Arsaka yang bingung harus apa, pun, hanya bisa memberikan kata-kata penenang bahwa semuanya pasti akan baik-baik saja.

Namun masalahnya, Arunika bukan sekedar sedih karena Alvaro kecelakaan. Tapi juga tentang hal-hal yang pacarnya itu lalui beberapa waktu terakhir ini. Mulai dari rangking paralel, tuduhan bullying, tidak lulus eligible, lebam yang Arunika tidak tahu penyebabnya, kepergian ibu Alvaro, sampai lelaki itu koma seperti sekarang membuat Arunika benar-benar merasa sakit dan iba. Pasti berat sekali menjadi sosok pemuda itu, pikirnya.

“Udah, jangan nangis. Nanti kalau Alvaro tau, dia pasti juga enggak bakal suka dan sedih.” Arsaka tidak terlalu pandai bagaimana menenangkan seorang gadis. Terlebih dia adalah pacar temannya sendiri. Selain memang cukup kaku, dia tak mau ada desas-desus lain yang bermunculan jikalau ia menepuk pelan pundak gadis itu.

“Gue boleh tau Alvaro dirawat di mana?” tanya Arunika kemudian. Tapi ia tak kunjung mendapatkan respon yang diharapkan dari sosok yang ada di hadapannya itu. “Sa?” bingung Arunika sembari mengusap air matanya.

“Besok. Besok Arsa kasih tau.”

“Kenapa harus besok? Lo tinggal ngasih tau gue sekarang.” Arunika tentu tidak mengerti apa alasan Arsaka menjawabnya demikian.

“Situasinya enggak kayak yang kamu lihat, Arunika. Besok kalau situasinya dirasa udah tepat, Arsa kasih tau,” jawabnya sedikit tidak enak hati.
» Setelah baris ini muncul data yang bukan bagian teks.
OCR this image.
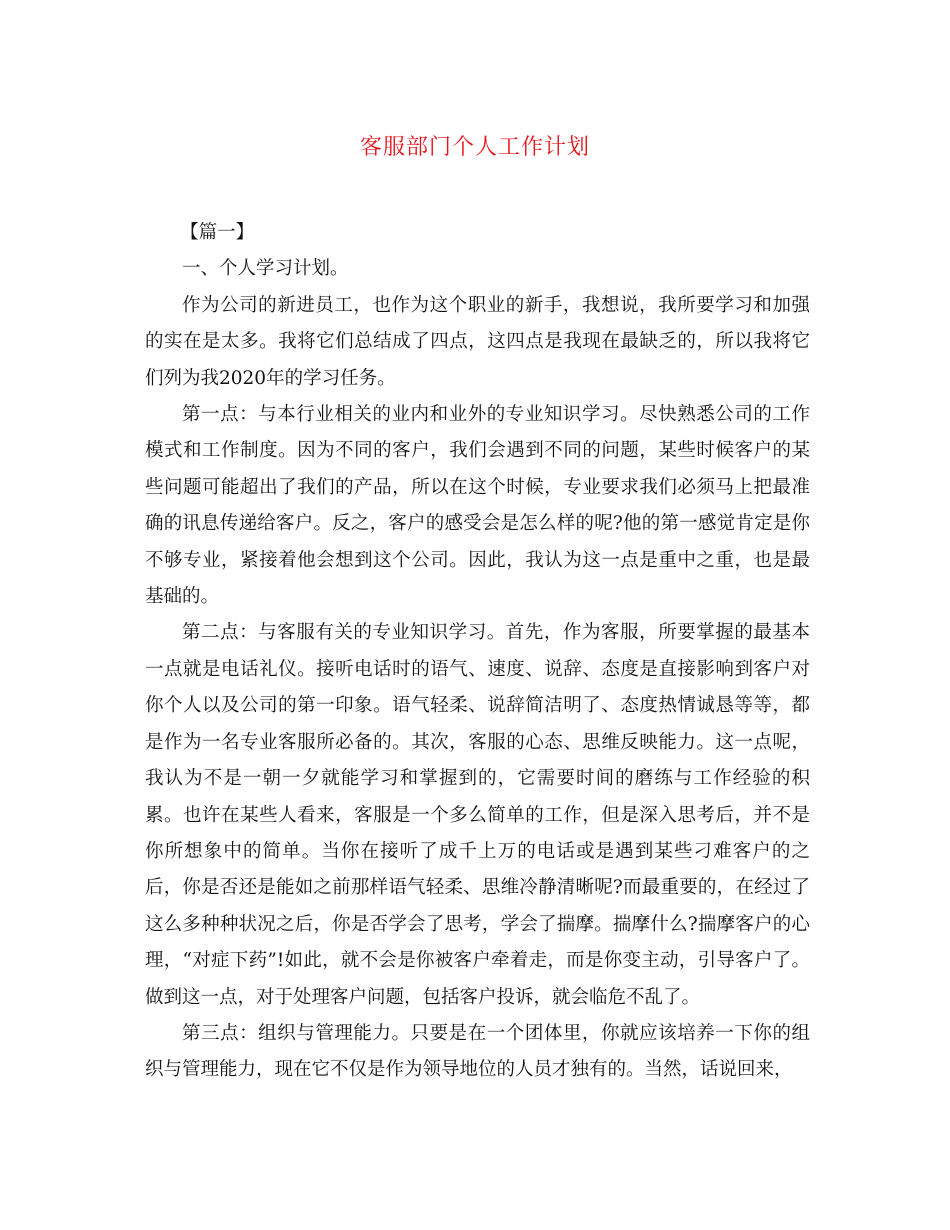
客服部门个人工作计划

【篇一】

一、个人学习计划。

作为公司的新进员工，也作为这个职业的新手，我想说，我所要学习和加强的实在是太多。我将它们总结成了四点，这四点是我现在最缺乏的，所以我将它们列为我2020年的学习任务。

第一点：与本行业相关的业内和业外的专业知识学习。尽快熟悉公司的工作模式和工作制度。因为不同的客户，我们会遇到不同的问题，某些时候客户的某些问题可能超出了我们的产品，所以在这个时候，专业要求我们必须马上把最准确的讯息传递给客户。反之，客户的感受会是怎么样的呢?他的第一感觉肯定是你不够专业，紧接着他会想到这个公司。因此，我认为这一点是重中之重，也是最基础的。

第二点：与客服有关的专业知识学习。首先，作为客服，所要掌握的最基本一点就是电话礼仪。接听电话时的语气、速度、说辞、态度是直接影响到客户对你个人以及公司的第一印象。语气轻柔、说辞简洁明了、态度热情诚恳等等，都是作为一名专业客服所必备的。其次，客服的心态、思维反映能力。这一点呢，我认为不是一朝一夕就能学习和掌握到的，它需要时间的磨练与工作经验的积累。也许在某些人看来，客服是一个多么简单的工作，但是深入思考后，并不是你所想象中的简单。当你在接听了成千上万的电话或是遇到某些刁难客户的之后，你是否还是能如之前那样语气轻柔、思维冷静清晰呢?而最重要的，在经过了这么多种种状况之后，你是否学会了思考，学会了揣摩。揣摩什么?揣摩客户的心理，“对症下药”!如此，就不会是你被客户牵着走，而是你变主动，引导客户了。做到这一点，对于处理客户问题，包括客户投诉，就会临危不乱了。

第三点：组织与管理能力。只要是在一个团体里，你就应该培养一下你的组织与管理能力，现在它不仅是作为领导地位的人员才独有的。当然，话说回来，
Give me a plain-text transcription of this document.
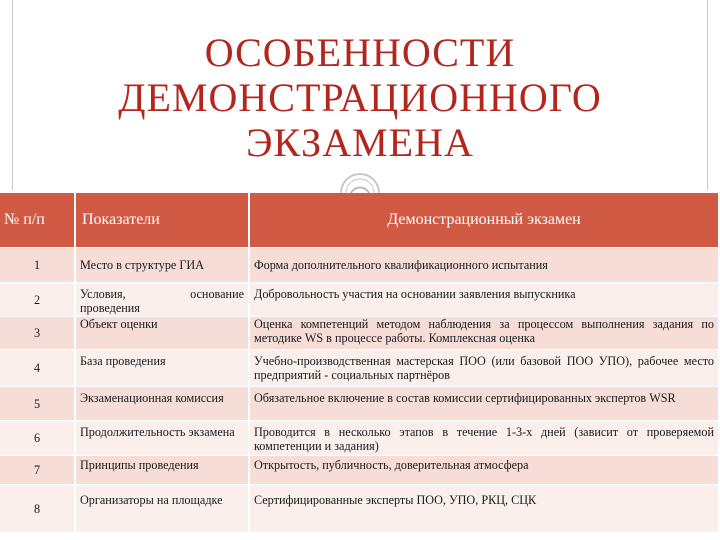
ОСОБЕННОСТИ
ДЕМОНСТРАЦИОННОГО
ЭКЗАМЕНА
№ п/п	Показатели	Демонстрационный экзамен
1	Место в структуре ГИА	Форма дополнительного квалификационного испытания
2	Условия, основание проведения	Добровольность участия на основании заявления выпускника
3	Объект оценки	Оценка компетенций методом наблюдения за процессом выполнения задания по методике WS в процессе работы. Комплексная оценка
4	База проведения	Учебно-производственная мастерская ПОО (или базовой ПОО УПО), рабочее место предприятий - социальных партнёров
5	Экзаменационная комиссия	Обязательное включение в состав комиссии сертифицированных экспертов WSR
6	Продолжительность экзамена	Проводится в несколько этапов в течение 1-3-х дней (зависит от проверяемой компетенции и задания)
7	Принципы проведения	Открытость, публичность, доверительная атмосфера
8	Организаторы на площадке	Сертифицированные эксперты ПОО, УПО, РКЦ, СЦК
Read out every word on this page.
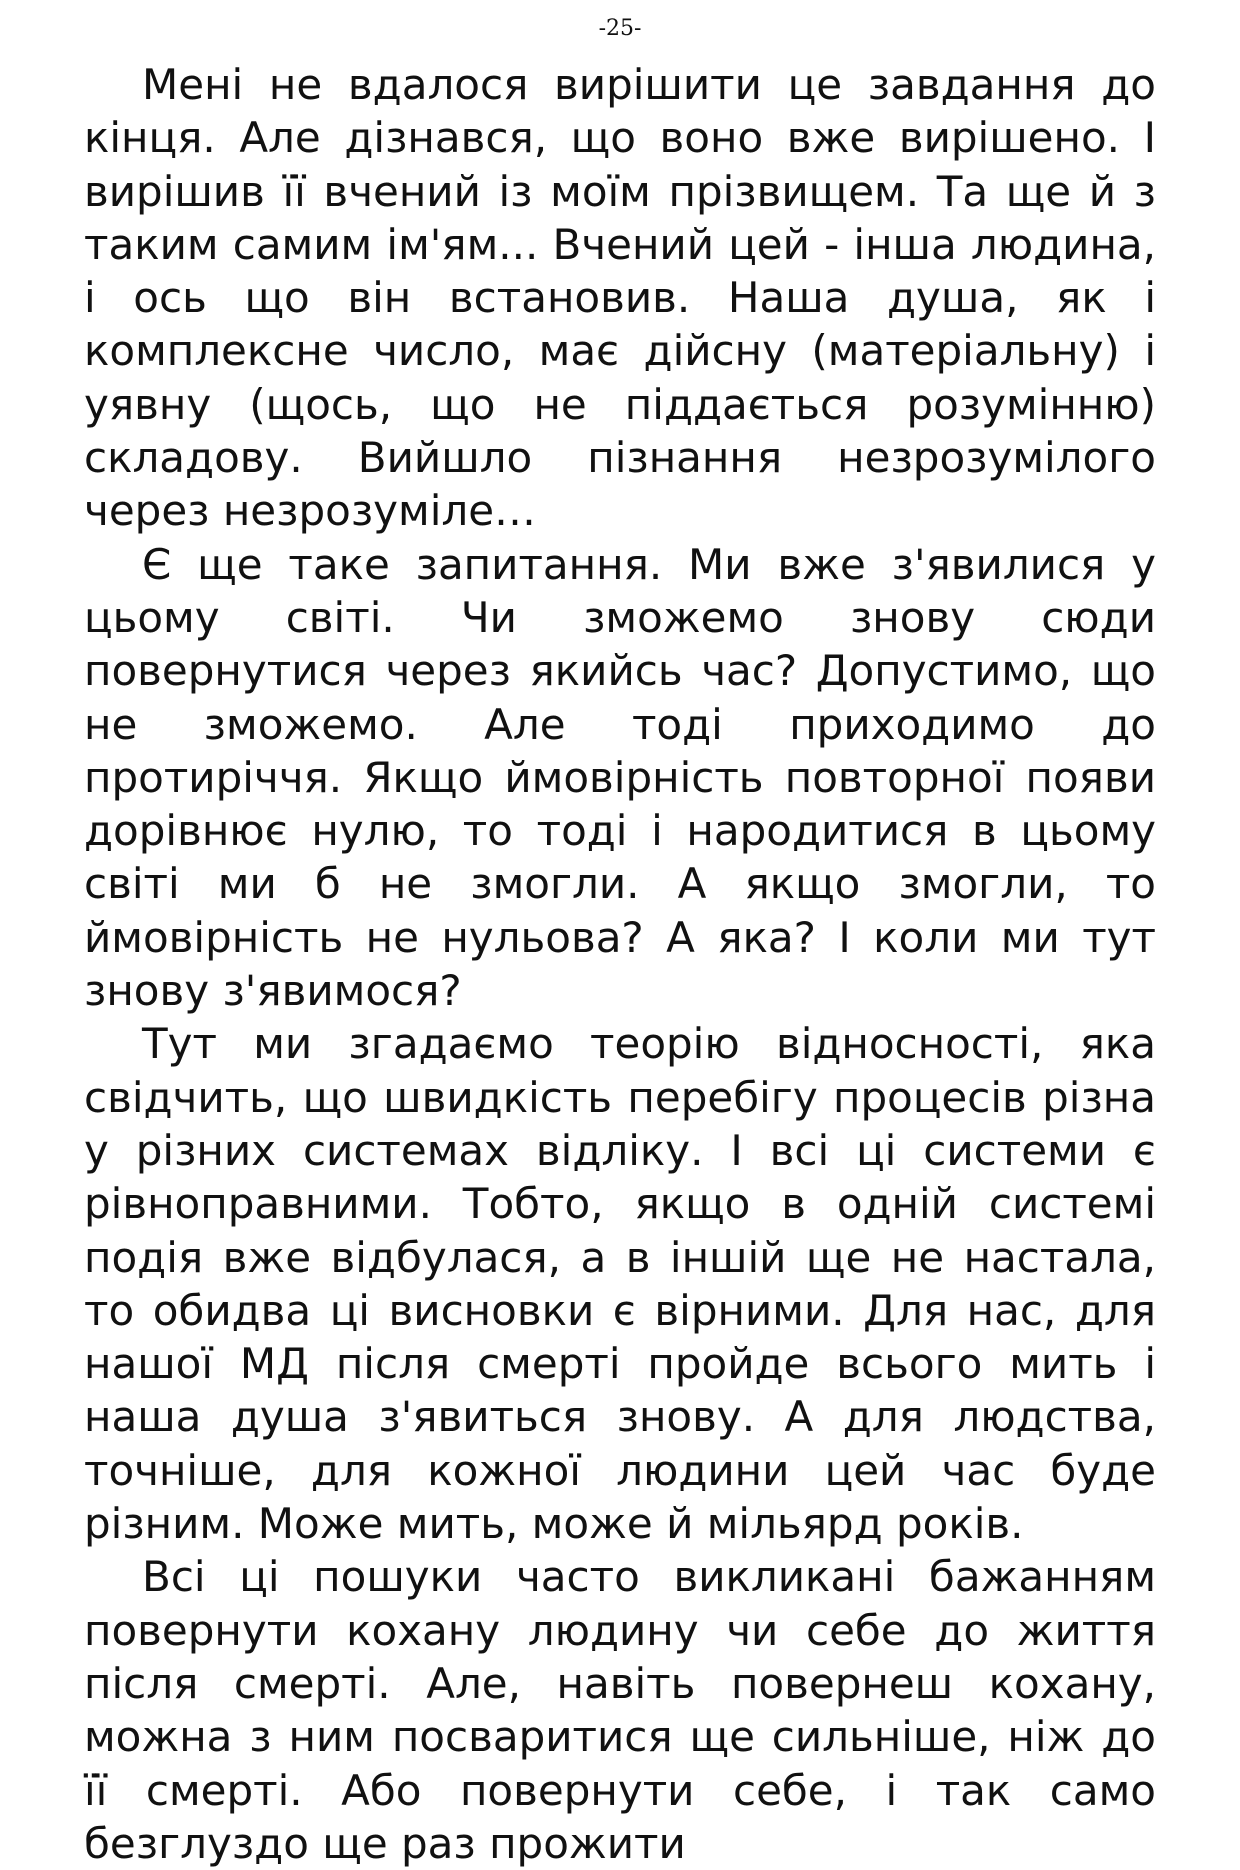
-25-

Мені не вдалося вирішити це завдання до кінця. Але дізнався, що воно вже вирішено. І вирішив її вчений із моїм прізвищем. Та ще й з таким самим ім'ям... Вчений цей - інша людина, і ось що він встановив. Наша душа, як і комплексне число, має дійсну (матеріальну) і уявну (щось, що не піддається розумінню) складову. Вийшло пізнання незрозумілого через незрозуміле…

Є ще таке запитання. Ми вже з'явилися у цьому світі. Чи зможемо знову сюди повернутися через якийсь час? Допустимо, що не зможемо. Але тоді приходимо до протиріччя. Якщо ймовірність повторної появи дорівнює нулю, то тоді і народитися в цьому світі ми б не змогли. А якщо змогли, то ймовірність не нульова? А яка? І коли ми тут знову з'явимося?

Тут ми згадаємо теорію відносності, яка свідчить, що швидкість перебігу процесів різна у різних системах відліку. І всі ці системи є рівноправними. Тобто, якщо в одній системі подія вже відбулася, а в іншій ще не настала, то обидва ці висновки є вірними. Для нас, для нашої МД після смерті пройде всього мить і наша душа з'явиться знову. А для людства, точніше, для кожної людини цей час буде різним. Може мить, може й мільярд років.

Всі ці пошуки часто викликані бажанням повернути кохану людину чи себе до життя після смерті. Але, навіть повернеш кохану, можна з ним посваритися ще сильніше, ніж до її смерті. Або повернути себе, і так само безглуздо ще раз прожити
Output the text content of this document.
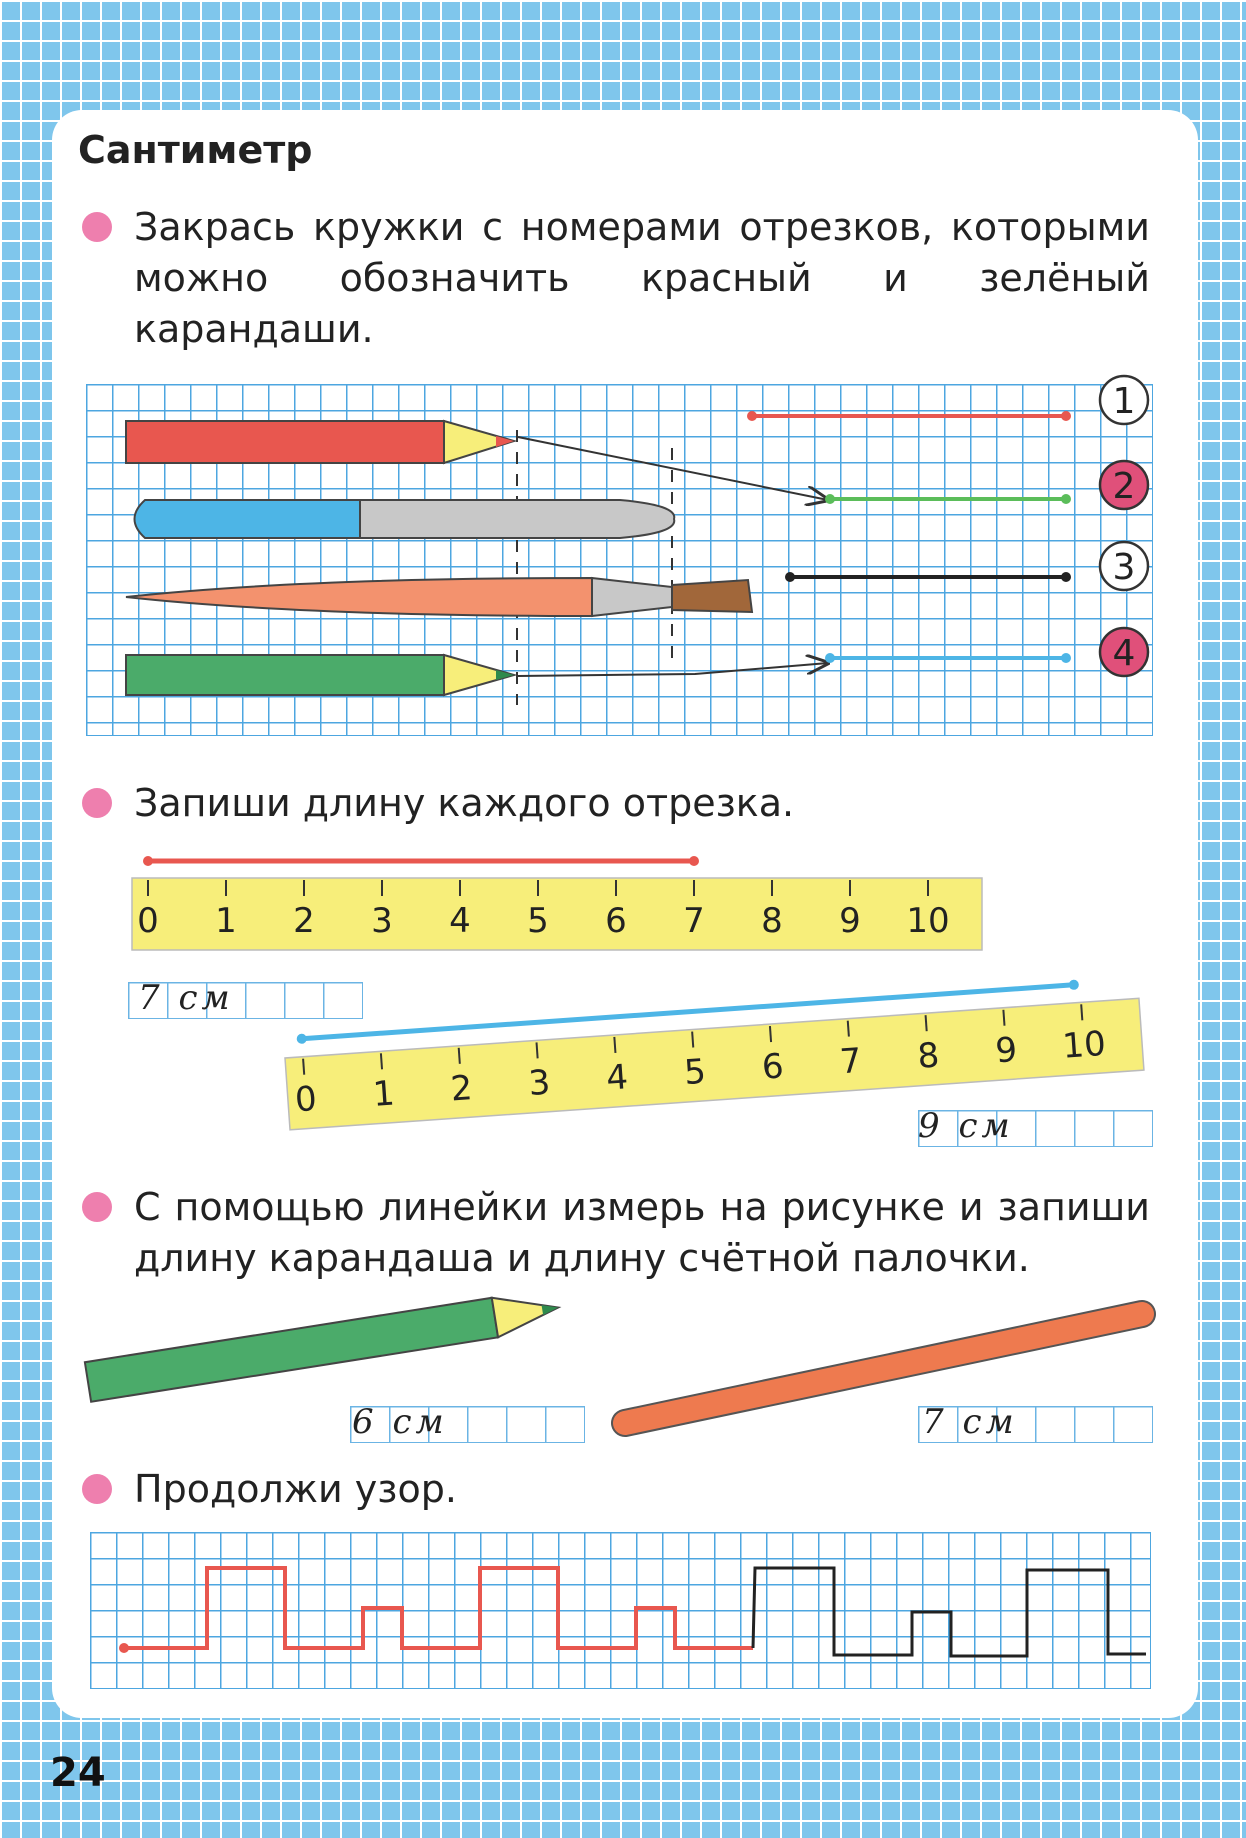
Сантиметр

Закрась кружки с номерами отрезков, которыми можно обозначить красный и зелёный карандаши.

Запиши длину каждого отрезка.

7 см
9 см

С помощью линейки измерь на рисунке и запиши длину карандаша и длину счётной палочки.

6 см	7 см

Продолжи узор.

24

1
2
3
4
0 1 2 3 4 5 6 7 8 9 10
0 1 2 3 4 5 6 7 8 9 10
“Tapi kenapa? Gue butuh penjelasan.” Namun Arsaka hanya diam. Bukannya tak mau menjawab, tapi ia hanya menjalankan apa yang kemarin Jihan pinta padanya. Ia juga tak tahu kenapa Jihan meminta untuk tidak memberitahu orang lain lagi di mana Alvaro dirawat, dan bagaimana kondisinya secara pasti. Hanya sampai besok. Jihan akan pastikan itu. Setelahnya, Arsaka ia perbolehkan menjawab pertanyaan tersebut dengan bebas.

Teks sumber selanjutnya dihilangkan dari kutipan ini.